Despite its already existing dominance over other direct-to-consumer digital platforms with 300 million paying subscribers at the end of last year, Netflix argued it wasn’t nearly finished and had only just started to tap into the total addressable market.

“We account for less than 10% of TV viewing in every country in which we operate, all of which suggests a long runway for growth as streaming continues to expand around the world,” the company said in a statement after market close. It added that it aimed to be consumers’ first choice for entertainment.

Last time subscription growth will be reported every quarter

So far it seems to be living up to that claim. Both the second season of the hyperviolent Korean-language series Squid Game as well as the Netflix original thriller Carry-On with Jason Bateman and Taron Egerton drew in over 160 million views each.

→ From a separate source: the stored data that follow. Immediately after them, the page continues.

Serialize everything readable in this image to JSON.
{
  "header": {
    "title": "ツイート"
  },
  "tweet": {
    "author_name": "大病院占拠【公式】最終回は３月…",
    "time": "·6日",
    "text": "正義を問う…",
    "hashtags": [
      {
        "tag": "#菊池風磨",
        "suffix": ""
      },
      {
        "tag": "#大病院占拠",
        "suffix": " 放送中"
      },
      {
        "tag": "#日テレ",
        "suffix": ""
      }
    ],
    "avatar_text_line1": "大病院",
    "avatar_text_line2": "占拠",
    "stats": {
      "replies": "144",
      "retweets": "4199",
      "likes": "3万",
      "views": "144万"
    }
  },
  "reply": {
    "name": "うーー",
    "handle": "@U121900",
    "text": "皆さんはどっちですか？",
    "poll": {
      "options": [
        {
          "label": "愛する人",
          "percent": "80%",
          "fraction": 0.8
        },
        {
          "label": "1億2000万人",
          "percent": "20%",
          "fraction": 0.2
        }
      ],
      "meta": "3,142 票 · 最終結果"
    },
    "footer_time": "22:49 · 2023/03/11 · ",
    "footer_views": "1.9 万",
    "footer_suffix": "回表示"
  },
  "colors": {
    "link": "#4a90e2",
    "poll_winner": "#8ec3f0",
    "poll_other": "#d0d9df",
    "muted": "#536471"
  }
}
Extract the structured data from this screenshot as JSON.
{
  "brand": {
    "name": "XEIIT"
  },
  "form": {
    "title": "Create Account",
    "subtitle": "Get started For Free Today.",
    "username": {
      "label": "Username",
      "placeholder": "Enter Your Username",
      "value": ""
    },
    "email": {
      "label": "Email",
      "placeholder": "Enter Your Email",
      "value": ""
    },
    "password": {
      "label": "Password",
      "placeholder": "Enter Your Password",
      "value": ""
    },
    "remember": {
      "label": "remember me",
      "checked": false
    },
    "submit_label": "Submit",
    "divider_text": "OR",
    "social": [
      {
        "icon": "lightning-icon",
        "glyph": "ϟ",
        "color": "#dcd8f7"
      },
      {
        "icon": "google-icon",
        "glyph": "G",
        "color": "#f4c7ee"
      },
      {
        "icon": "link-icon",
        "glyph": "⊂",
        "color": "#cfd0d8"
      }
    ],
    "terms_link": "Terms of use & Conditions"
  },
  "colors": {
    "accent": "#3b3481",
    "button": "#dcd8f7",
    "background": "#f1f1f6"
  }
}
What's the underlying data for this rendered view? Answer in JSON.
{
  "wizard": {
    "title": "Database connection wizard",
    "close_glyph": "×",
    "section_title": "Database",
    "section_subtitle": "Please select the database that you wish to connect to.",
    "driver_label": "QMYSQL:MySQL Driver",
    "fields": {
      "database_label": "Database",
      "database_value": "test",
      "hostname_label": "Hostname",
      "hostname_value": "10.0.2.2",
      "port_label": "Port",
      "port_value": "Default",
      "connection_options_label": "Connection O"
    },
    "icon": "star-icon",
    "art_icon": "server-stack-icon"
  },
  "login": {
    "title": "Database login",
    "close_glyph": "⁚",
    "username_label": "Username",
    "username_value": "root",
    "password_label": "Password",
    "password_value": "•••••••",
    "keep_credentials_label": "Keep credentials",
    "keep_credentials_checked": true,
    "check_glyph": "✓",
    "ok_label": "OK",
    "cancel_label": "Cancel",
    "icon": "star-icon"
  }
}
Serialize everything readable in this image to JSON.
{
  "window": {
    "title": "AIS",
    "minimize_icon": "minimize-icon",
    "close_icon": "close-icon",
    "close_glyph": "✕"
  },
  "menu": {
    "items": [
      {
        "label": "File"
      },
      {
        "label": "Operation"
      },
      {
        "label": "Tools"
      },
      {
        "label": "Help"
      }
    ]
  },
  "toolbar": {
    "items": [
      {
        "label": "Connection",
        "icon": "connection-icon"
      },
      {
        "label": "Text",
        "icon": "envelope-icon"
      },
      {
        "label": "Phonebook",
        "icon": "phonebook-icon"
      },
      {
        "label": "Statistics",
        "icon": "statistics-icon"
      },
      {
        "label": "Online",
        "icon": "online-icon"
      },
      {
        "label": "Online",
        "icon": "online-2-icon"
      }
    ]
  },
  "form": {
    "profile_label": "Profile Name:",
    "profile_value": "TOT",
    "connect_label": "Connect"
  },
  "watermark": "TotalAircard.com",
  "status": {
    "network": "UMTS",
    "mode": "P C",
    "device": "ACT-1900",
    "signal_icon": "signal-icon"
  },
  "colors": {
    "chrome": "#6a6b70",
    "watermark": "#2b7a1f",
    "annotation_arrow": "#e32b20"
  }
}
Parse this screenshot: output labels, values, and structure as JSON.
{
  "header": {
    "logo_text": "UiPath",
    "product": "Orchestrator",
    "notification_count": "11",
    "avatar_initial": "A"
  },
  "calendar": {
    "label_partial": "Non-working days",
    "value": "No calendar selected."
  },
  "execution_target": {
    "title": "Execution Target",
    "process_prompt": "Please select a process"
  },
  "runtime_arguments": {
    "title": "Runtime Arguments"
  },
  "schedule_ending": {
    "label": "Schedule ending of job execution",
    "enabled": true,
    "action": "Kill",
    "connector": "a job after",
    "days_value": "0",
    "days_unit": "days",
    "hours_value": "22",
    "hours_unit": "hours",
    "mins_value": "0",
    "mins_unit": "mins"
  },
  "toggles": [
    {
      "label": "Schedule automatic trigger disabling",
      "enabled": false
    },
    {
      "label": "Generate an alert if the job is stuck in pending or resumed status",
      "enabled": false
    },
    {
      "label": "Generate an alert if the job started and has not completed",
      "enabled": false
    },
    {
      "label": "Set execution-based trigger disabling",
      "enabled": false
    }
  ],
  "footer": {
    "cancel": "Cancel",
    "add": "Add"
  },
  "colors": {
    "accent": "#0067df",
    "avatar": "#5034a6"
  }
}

Meanwhile it claimed the Jake Paul–Mike Tyson boxing match was the most streamed sports event in history. 

As a result, paid net subscribers surged by 18.9 million in the fourth quarter, evenly spread across all four regions: North America, Latin America, Europe, and Asia Pacific. This is up from 13.1 million in the previous year’s period and just 5.1 million in the third quarter.

That will, however, be the last time it reports these figures. Moving forward it will only report subscriber growth on a milestone basis. Rather than focusing on subs, Netflix instead aims to emphasize engagement, such as viewing hours per member among owner households.

It argues these metrics better capture customer satisfaction, particularly after it began cracking down on password sharing. The effects of the latter on driving growth have been petering out, leading some analysts to correctly predict a price hike was around the corner.

Laser-focused on keeping viewers hooked

Although the term “streaming wars” is often bandied about, that is only applicable with regard to the arms race in money shelled out for content. When it comes to actual profitable growth, Netflix has no competitors. 

And there’s little reason to expect this to change, according to LightShed’s Greenfield, as rivals like Disney, Warner Bros. Discovery, and Paramount all rein in content spending. 

Greenfield argued that by trying to prove to shareholders their direct-to-consumer offers can be consistently profitable quarter after quarter, they’re committing a strategic mistake. Only names like Netflix, Amazon, and Apple truly comprehend what’s needed to compete over the long term.

“All of these [tech] companies are laser-focused on one thing: time spent. They don’t want us ever leaving,” he told CNBC. “They want to keep giving us more to do, more ways to spend time on their platforms. That is not what you’re seeing out of a lot of the traditional media companies.”